Mais l’entreprise ne doit pas s’arrêter à la gestion de la rumeur. Elle doit voir plus loin et insérer cet épisode extraordinaire dans une nouvelle séquence de communication.
Une entreprise qui accompagne : sortir de la rumeur et construire la suite
Gérer la rumeur ne suffit pas.
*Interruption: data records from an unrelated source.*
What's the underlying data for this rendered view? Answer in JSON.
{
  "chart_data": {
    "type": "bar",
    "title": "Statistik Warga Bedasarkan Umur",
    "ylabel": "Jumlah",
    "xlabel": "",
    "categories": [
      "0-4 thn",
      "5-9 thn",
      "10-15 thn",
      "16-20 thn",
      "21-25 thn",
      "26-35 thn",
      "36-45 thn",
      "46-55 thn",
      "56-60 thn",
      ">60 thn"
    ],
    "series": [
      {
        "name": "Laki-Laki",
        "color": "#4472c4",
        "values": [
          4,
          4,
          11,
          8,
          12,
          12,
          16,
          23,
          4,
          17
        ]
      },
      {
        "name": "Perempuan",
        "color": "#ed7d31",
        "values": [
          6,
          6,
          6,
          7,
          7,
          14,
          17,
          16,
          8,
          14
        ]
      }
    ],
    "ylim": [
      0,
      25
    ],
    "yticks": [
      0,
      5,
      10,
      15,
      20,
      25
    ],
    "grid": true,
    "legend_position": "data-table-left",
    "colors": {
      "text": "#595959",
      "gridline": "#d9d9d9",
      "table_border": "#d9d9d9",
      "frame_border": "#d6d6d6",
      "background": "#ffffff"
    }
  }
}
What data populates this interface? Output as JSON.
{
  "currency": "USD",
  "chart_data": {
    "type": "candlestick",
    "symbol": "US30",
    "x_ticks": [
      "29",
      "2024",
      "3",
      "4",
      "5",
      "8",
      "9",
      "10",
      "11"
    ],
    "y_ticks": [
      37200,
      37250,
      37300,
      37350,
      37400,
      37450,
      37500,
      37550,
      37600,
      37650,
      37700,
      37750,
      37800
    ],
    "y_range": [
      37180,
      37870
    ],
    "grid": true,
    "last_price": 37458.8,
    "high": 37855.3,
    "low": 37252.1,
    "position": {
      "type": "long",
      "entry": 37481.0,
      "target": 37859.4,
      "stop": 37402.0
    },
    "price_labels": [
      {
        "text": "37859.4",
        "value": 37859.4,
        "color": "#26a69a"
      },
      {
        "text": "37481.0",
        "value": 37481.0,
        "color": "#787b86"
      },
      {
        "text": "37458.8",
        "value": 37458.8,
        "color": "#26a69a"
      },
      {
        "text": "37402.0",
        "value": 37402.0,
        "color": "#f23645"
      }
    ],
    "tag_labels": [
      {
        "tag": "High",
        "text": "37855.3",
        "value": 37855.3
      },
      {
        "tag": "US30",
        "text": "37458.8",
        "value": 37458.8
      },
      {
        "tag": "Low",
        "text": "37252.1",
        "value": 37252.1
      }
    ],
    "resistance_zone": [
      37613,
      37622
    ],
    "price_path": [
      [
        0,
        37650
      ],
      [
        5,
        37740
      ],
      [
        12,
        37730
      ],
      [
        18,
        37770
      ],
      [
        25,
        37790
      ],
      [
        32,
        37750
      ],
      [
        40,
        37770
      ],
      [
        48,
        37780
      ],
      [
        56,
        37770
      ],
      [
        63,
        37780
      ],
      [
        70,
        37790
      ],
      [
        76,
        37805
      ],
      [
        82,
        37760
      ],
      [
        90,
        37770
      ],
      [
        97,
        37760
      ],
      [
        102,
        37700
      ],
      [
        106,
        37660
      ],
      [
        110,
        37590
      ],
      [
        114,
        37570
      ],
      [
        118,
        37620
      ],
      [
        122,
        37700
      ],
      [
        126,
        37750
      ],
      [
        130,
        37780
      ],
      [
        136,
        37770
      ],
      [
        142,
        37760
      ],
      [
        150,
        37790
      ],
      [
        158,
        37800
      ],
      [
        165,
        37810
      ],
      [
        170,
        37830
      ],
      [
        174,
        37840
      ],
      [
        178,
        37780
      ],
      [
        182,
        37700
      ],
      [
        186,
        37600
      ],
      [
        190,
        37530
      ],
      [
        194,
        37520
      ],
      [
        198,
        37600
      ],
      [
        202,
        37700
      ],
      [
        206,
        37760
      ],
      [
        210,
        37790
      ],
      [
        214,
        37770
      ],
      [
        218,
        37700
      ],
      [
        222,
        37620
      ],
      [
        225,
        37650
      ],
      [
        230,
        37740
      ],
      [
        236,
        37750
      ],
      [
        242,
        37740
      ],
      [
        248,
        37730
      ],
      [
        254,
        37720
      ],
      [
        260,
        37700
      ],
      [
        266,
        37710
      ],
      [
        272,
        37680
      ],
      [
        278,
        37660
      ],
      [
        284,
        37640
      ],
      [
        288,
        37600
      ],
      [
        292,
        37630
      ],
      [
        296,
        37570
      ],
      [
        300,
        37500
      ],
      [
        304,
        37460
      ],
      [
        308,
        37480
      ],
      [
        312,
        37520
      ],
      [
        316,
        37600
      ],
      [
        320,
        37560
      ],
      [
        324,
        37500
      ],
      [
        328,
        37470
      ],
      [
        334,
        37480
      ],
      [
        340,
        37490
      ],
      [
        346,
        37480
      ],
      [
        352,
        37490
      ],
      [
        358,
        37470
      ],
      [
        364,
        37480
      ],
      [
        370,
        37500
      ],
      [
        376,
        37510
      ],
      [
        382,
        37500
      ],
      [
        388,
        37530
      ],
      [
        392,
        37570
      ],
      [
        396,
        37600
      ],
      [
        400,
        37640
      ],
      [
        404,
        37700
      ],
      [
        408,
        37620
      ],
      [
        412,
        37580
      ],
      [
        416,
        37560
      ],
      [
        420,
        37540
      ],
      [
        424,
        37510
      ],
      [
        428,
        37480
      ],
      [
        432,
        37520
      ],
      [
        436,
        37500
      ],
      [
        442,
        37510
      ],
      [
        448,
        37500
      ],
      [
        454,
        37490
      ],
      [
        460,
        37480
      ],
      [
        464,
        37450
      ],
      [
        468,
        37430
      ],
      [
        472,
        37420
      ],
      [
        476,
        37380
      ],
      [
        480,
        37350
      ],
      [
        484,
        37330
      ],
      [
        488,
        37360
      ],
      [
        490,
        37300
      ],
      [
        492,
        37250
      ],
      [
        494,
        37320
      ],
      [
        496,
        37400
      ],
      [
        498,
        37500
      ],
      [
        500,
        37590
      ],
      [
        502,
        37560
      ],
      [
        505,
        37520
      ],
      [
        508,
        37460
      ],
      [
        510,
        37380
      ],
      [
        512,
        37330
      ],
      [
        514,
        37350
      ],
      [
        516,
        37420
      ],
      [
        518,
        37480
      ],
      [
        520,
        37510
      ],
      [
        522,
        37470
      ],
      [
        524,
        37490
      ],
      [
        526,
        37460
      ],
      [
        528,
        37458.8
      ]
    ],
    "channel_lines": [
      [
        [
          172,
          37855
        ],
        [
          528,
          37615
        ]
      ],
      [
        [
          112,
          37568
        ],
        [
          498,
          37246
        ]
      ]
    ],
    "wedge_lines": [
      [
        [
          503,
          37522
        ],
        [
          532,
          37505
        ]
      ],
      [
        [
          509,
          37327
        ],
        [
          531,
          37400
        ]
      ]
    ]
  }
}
Le management de l’entreprise se doit d’accompagner les salariés autant que nécessaire : mettre en place une cellule d’écoute, envoyer aux collaborateurs des éléments de réponse en cas de tentative de déstabilisation (même en dehors du lieu de travail), prévoir quelques temps après l’évènement un espace d’échange où chacun pourra partager son ressenti, etc.
La rumeur ou la fausse information donnent à l’entreprise une fenêtre de visibilité dont elle se serait volontiers passée.
Cette visibilité inattendue, l’entreprise doit en profiter ! Une fois la rumeur « gérée », l’entreprise peut saisir l’occasion donnée de déployer une nouvelle séquence de communication positive grâce à un accès média facilité : mettre en avant une personnalité de l’entreprise (un directeur de la communication par exemple), préempter une nouvelle thématique ou tout simplement donner le tempo de cette autre séquence de communication dont elle serait l’initiatrice.